PASADENA, Calif.--(BUSINESS WIRE)--Genervon Biopharmaceuticals LLC ("Genervon") reported today that Genervon has published in F1000Research the GM604 (aka GM6) clinical trial Phase 2A data. Confidential data were published for open peer review. The data showed favorable shifts in ALS biomarkers and improved clinical and functional measures in ALSFRS-R and FVC during the Phase 2A clinical trial as well as in an advanced ALS patient. The biomarker results in GALS-001 suggests that GM6 modulates ALS disease through multiple pathways.

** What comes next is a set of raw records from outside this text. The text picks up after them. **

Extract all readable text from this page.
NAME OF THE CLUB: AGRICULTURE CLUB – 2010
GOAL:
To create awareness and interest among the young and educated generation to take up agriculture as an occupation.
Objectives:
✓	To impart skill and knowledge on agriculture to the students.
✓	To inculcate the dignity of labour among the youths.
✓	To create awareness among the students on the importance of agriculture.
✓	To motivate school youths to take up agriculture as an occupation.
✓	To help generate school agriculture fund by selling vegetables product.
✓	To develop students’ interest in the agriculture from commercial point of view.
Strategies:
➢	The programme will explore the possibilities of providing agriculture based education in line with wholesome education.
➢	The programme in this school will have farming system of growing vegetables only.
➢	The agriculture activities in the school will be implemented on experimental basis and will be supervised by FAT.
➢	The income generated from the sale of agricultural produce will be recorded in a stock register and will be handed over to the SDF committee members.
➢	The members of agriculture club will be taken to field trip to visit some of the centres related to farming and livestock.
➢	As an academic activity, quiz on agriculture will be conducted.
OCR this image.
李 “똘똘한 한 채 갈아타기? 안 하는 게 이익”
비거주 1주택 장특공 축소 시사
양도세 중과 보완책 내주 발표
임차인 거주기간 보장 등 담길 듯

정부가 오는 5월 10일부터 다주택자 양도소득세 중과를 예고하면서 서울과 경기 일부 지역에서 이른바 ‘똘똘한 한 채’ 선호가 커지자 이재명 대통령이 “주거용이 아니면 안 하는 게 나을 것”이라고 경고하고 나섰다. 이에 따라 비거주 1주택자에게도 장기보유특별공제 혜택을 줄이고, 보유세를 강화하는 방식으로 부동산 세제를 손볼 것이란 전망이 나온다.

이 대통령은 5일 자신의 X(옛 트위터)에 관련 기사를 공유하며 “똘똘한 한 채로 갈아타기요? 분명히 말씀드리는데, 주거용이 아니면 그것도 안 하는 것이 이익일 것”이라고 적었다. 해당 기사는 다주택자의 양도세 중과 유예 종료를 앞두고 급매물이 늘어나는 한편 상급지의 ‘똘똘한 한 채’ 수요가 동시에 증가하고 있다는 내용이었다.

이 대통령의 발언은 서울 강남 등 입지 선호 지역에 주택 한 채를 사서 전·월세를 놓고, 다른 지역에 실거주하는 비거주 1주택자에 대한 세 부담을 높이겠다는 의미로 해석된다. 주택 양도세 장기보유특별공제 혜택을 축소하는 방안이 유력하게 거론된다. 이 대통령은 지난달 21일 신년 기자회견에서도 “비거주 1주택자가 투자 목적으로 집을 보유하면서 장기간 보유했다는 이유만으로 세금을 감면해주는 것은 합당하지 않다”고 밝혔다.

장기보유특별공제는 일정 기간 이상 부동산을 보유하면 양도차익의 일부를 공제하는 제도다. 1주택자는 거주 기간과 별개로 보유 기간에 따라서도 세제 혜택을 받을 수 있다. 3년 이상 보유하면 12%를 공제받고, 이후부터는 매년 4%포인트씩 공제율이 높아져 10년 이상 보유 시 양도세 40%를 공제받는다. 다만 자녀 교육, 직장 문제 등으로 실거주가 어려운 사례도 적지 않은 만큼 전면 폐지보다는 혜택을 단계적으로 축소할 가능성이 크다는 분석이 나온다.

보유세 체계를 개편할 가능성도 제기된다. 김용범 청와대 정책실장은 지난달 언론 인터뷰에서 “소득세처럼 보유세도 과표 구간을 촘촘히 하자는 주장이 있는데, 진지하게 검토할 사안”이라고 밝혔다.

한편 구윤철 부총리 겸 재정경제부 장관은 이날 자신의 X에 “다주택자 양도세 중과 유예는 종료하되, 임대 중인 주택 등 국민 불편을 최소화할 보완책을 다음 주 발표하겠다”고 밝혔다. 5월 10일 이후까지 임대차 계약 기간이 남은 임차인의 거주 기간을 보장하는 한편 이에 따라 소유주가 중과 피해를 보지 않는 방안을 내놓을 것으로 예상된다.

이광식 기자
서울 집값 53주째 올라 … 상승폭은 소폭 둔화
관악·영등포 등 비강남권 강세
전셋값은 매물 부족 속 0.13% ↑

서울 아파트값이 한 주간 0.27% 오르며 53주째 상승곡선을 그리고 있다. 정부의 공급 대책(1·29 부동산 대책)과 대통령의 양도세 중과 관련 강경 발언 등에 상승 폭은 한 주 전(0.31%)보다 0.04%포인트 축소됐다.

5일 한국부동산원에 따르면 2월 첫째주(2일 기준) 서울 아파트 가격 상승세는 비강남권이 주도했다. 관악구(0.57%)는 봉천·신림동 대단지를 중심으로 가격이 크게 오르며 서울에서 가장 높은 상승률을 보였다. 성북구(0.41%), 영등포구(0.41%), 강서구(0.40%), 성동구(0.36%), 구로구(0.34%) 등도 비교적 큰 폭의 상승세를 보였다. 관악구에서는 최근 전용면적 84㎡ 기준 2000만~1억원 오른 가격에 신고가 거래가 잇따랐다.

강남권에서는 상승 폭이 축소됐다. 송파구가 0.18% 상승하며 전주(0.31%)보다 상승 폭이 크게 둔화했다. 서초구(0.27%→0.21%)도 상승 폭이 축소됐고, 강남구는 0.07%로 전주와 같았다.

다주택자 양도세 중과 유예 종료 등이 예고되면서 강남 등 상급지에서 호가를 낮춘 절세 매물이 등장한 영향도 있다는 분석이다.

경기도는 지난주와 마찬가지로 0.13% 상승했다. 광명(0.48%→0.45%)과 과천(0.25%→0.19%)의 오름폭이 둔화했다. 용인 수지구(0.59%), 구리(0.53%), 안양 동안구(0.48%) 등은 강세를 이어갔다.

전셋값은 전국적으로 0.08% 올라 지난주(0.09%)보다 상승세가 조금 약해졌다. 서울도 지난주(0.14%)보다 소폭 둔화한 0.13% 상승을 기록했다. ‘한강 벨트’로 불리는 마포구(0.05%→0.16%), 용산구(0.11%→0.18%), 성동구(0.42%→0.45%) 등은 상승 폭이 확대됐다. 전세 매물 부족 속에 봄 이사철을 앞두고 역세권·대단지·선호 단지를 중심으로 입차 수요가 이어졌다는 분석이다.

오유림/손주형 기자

Our findings suggest a tentative tripartate mechanism of action (MOA) by which GM6 could prolong motor neuron survival in ALS patients. First, by reducing SOD1 expression, GM6 may block accumulation of pathologic SOD1 aggregates in motor neurons. Second, by reducing mitochondrial gene expression and potentially mitochondrial abundance (decreasing total tau), GM6 may disrupt the mitochondrial (intrinsic) apoptotic pathway. Third, GM6 appears to activate developmental/mitotic pathways (Cystatin C), which may promote cellular repair, axonogenesis, and neuron projection.
GM6 is not a cocktail of different molecules. It is an endogenous embryonic stage tyrosine kinase motoneuronotrophic factor regulator. GM6 binds to the insulin receptors, IGF1 receptors, and IGF2 receptors of the human nervous system.
Although a larger trial is needed to confirm these findings, the present data are encouraging and support GM604 as an ALS drug candidate. Genervon is planning a Phase 3 ALS trial in 2017 in the US. Enrollment detail will be announced later. DOI: http://dx.doi.org/10.12688/f1000research.10519.1
Linked below is a one page Executive Summary of Genervon GM604 which contains 10 links covering the discovery and history of GM604 as well as patients' reports and videos. https://www.dropbox.com/s/c5yg6nsp91lvs65/Genervon%20Executive%20Summary%2020170320.pdf?dl=0
Genervon discovered the endogenous embryonic stage multi-target regulator GM6. GM6 modulates 89 ALS, 48 AD, 46 PD and 9 MS (FDR < 0.10, FC > 2) associated defective genes to bring homeostasis for the respective patient groups of these progressive, incurable and fatal neurodegenerative diseases. The uniform failure of the curative ALS trials and 99.6% failure rate of AD trials is a testimony that the pervasive and dominating drug development paradigm of single gene/target reductionism cannot cure ALS and other neurological and neurodegenerative multifactorial diseases.